Esa será la largada de una carrera que tendrá que ser corta. El Legislativo y el propio Poder Judicial tendrán seguramente observaciones, dudas y objeciones que plantear a la propuesta del gobierno, pero ello no deberá ser excusa para empantanar el proceso.

Sancionar a los responsables de los casos concretos que estos días han salido a la luz puede ser entendido como un primer momento de la tarea a la que antes nos referíamos, y la reforma del sistema, como uno segundo. Pero esa diferencia solo debe ser conceptual o abstracta, pues es menester que los dos ‘momentos’ se produzcan simultáneamente y de forma expeditiva.

Lo que se requiere ahora, en consecuencia, es un compromiso semejante al declarado por el presidente de la República de parte de los representantes máximos de los otros poderes del Estado, para que cada cual asuma la porción de la responsabilidad que le toca sin dilaciones.
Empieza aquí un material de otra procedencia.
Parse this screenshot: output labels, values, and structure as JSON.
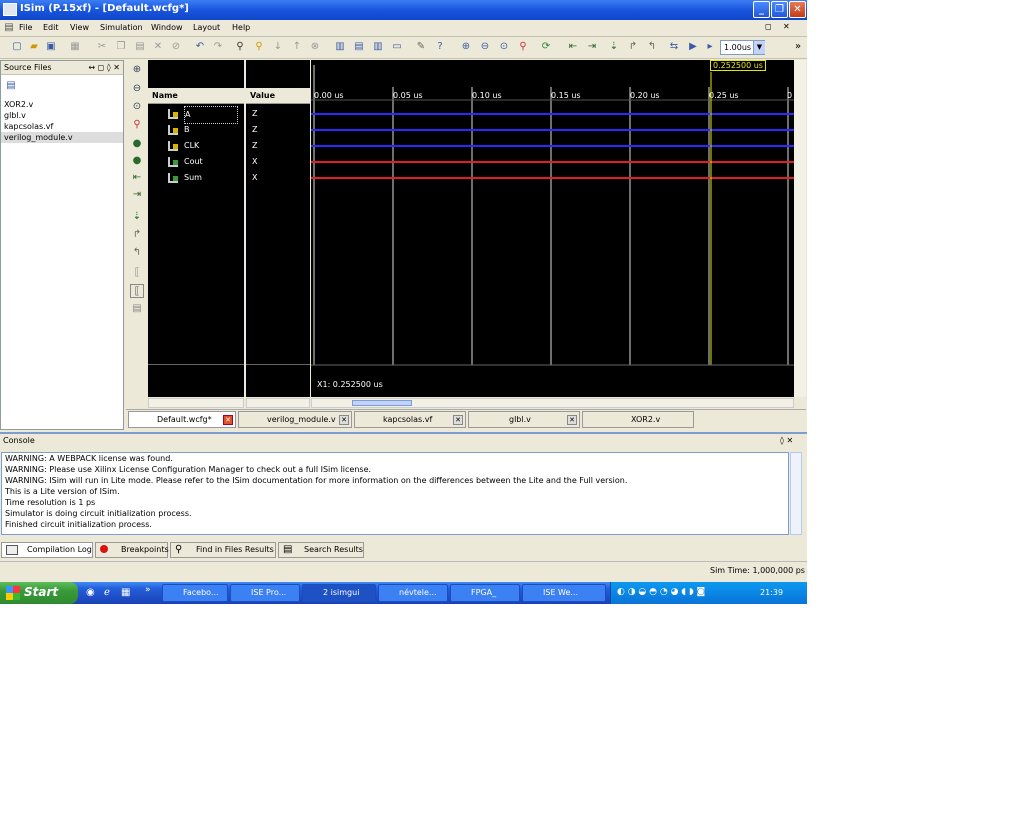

Un compromiso que, en la medida en que se contrae ante una ciudadanía y una opinión pública particularmente sensibilizadas por lo visto y escuchado recientemente, será muy difícil de ignorar.

Es de suponer que las organizaciones políticas más serias del país cuentan ya con una visión y un proyecto de cómo debería reformarse nuestro sistema de justicia, pues de lo contrario, no podrían haber elaborado para las últimas elecciones un plan de gobierno que comprendiese ese aspecto. Pues bien, todo sugiere que el momento de sacar tales proyectos a relucir y compulsarlos es este. Si lo hacen, la patria seguramente los premiará. Y si no, sin duda habrá de demandárselo.